Campus Access Dissertation

Department

English Language and Literatures

Sub-Department

English

First Advisor

David S Shields

Abstract

Already at the birth of the American Republic did the nation's leaders (many of whom farmed) write and speak about the depleted soils rendering eastern farms (particularly in the mid-atlantic and southern regions) less and less productive. The long-held traditions of planting in monocultures of tobacco and cotton, fallowing instead of manuring and rotating crops, plowing vertically on hillsides, and planting the same crop on the same land year after year left much of the nation's farmland eroded or exhausted. Agricultural writers enjoined farmers to improve the soil on their farms. Given the primacy these early conservationists assigned to practices of restoring and sustaining the soil as the basis for sustainable agriculture, this study considers the texts and contexts of the agricultural reform movement as constituting America's first wave of environmental writing.

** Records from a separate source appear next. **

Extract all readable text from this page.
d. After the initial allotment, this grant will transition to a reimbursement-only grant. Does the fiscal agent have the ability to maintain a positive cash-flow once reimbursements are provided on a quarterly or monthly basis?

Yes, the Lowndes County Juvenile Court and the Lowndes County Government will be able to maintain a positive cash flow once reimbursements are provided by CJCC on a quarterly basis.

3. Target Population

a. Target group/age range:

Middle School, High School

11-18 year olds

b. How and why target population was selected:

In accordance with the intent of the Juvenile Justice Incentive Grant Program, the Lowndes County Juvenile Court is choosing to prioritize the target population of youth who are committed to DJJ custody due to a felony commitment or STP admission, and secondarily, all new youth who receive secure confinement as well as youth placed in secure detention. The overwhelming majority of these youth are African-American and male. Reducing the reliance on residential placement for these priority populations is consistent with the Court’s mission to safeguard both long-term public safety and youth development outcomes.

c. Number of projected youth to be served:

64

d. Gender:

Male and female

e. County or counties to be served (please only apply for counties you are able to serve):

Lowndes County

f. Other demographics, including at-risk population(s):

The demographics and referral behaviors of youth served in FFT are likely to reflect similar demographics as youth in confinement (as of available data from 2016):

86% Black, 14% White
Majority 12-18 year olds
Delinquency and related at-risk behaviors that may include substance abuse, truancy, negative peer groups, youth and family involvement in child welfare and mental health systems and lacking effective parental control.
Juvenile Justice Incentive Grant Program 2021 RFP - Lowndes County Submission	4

The surge of scholarship in recent years produced by Wendell Berry, Wes Jackson, Steven Stoll, Benjamin Cohen, and Timothy Sweet (to name a few) has recovered the literary mode of the georgic and its agrarian foundation as speaking most presciently to the ecological and cultural challenges of our own era, both in academia and in the "real" world. The "new agrarianism" that now infuses America's popular culture has brought organic farming, the slow food movement, and farmer's markets to the forefront of the nation's discourse. Despite the foregrounding of farming and food as central to the environmental and public health challenges we face today--global warming, nutrient-depleted soils and foods, genetically modified foods, and pesticide use--the agricultural basis of the nation's history of environmental writing and practices remains surprisingly obscure. My study brings to light the literature of a pivotal era in the nation's environmental history when farming stood at a fork in the path, at the crossroads of organic, sustainable farming and chemical, industrial agriculture. The agricultural reform writers of the antebellum era saw ecology, economy, culture, health, and morality as having everything to do with the status of the farm and the farmer.